Álvarez replaces Javier Marín in the first major change since Ana Botín became executive chairman. The bank also named a new CFO and several new members of the director board.
“This is a new era in our industry and our history,” Botín said in announcing the move. “These changes will advance our progress to be the world’s best group of local retail and commercial banks, and enable us to fulfill the high international standards of corporate governance we have set ourselves.”
Ana Botín recently became leader of the Spain-based bank following the death of her father, Emilio.
Álvarez, who Botín called “a highly qualified and talented leader,” has served as Banco Santander’s chief financial officer for 10 years, the last two years under Marín.
“There is no one who knows our business, our balance sheet, our people or investors better,” Botín said of the new CEO. “For several years, he has been recognized by Institutional Investor magazine for leading the best finance team, as well as the best investor relations program, noted specifically for its transparency and rigor. He will bring this excellence to the CEO’s office. I very much look forward to working with him to address our opportunities and challenges together.”
Jose Garcia Cantera, head of Santander Global Banking and Markets, will take over as the bank’s CFO. Cantera was a top bank analyst at Citi before he became CEO of Banesto, a leading bank in efficiency, balance sheet strength and customer satisfaction which was integrated into Banco Santander in 2012.

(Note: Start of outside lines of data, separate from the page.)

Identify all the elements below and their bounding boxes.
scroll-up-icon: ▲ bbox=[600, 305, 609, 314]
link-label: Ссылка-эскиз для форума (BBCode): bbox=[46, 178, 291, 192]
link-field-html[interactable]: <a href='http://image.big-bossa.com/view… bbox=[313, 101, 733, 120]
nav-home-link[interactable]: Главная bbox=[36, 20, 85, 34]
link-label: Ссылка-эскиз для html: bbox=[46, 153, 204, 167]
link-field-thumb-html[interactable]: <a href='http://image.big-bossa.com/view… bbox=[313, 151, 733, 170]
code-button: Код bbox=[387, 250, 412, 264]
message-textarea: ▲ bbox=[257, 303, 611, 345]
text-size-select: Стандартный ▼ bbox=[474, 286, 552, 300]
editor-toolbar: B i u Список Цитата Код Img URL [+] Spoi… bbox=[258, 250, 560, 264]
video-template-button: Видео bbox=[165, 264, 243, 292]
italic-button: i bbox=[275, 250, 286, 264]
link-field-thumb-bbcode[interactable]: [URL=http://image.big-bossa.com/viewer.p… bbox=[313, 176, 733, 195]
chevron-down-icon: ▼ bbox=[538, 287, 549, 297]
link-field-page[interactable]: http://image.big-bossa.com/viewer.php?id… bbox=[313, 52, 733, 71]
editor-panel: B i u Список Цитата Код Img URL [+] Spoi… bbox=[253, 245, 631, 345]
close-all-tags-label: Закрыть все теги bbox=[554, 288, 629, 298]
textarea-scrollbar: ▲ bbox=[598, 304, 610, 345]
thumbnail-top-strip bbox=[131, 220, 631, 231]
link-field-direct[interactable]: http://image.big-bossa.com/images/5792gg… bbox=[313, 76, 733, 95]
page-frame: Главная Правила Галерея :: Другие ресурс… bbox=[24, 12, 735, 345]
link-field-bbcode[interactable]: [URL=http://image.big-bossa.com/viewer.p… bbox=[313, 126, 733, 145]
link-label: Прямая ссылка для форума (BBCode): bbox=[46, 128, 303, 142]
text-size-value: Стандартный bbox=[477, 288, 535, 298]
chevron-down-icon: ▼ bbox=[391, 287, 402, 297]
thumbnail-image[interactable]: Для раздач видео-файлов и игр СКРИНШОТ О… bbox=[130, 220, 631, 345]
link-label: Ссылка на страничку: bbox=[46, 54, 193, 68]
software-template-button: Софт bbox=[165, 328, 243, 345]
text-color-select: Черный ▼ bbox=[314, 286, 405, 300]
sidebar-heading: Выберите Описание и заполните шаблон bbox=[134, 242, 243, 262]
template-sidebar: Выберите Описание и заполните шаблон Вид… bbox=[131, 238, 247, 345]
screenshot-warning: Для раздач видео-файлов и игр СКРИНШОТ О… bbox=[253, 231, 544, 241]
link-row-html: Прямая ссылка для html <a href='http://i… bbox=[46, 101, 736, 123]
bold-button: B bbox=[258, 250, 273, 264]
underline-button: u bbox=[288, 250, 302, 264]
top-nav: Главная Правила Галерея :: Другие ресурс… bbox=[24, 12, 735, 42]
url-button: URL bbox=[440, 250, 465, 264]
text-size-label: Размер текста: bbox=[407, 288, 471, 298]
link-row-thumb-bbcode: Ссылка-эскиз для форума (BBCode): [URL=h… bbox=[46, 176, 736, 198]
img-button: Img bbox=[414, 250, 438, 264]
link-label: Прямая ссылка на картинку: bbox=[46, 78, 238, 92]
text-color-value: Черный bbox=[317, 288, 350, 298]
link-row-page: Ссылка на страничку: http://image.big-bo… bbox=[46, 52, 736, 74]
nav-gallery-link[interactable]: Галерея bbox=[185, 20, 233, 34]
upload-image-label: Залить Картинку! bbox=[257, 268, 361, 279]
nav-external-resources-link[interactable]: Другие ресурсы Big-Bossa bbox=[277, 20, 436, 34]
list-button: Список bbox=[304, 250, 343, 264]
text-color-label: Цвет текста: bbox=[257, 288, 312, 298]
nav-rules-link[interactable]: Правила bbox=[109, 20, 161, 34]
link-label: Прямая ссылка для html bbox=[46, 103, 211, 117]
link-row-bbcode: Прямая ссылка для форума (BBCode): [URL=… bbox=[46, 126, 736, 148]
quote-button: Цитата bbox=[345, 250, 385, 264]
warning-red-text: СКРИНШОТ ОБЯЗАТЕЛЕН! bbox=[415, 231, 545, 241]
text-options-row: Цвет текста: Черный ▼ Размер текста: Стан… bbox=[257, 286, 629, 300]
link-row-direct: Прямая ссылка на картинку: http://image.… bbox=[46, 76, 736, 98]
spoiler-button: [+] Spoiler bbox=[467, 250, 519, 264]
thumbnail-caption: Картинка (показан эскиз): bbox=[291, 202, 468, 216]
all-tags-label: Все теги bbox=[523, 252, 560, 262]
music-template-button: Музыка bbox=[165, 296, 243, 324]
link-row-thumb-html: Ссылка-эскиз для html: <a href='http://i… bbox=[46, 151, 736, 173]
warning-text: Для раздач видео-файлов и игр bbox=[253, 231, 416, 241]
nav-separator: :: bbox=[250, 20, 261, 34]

Botín thanked the outgoing CEO for his 23 years of service to Banco Santander “and his substantial contribution to our business,” but gave no reason for his departure.
“As the global head of Private Banking, Asset Management and Insurance [Marín] helped us build global business of which we are very proud,” the executive chairman said. “For the past two years, he has brought a more innovative management approach and has led our work to improve our client-focus and service. During his tenure as CEO, we improved our profitability and efficiency.”
(Botín prefers the title executive chairman, in part, to maintain continuity with her father.)
“Tuesday’s changes demonstrated Ms. Botín’s eagerness to establish herself as a powerful chairman, transforming a board that her father, Emilio Botín, had built up over decades …,” according to a report in The Wall Street Journal. “The appointments give Santander a younger board, a sign that Ms. Botín, 54 years old, is trying to give the bank a fresh face.”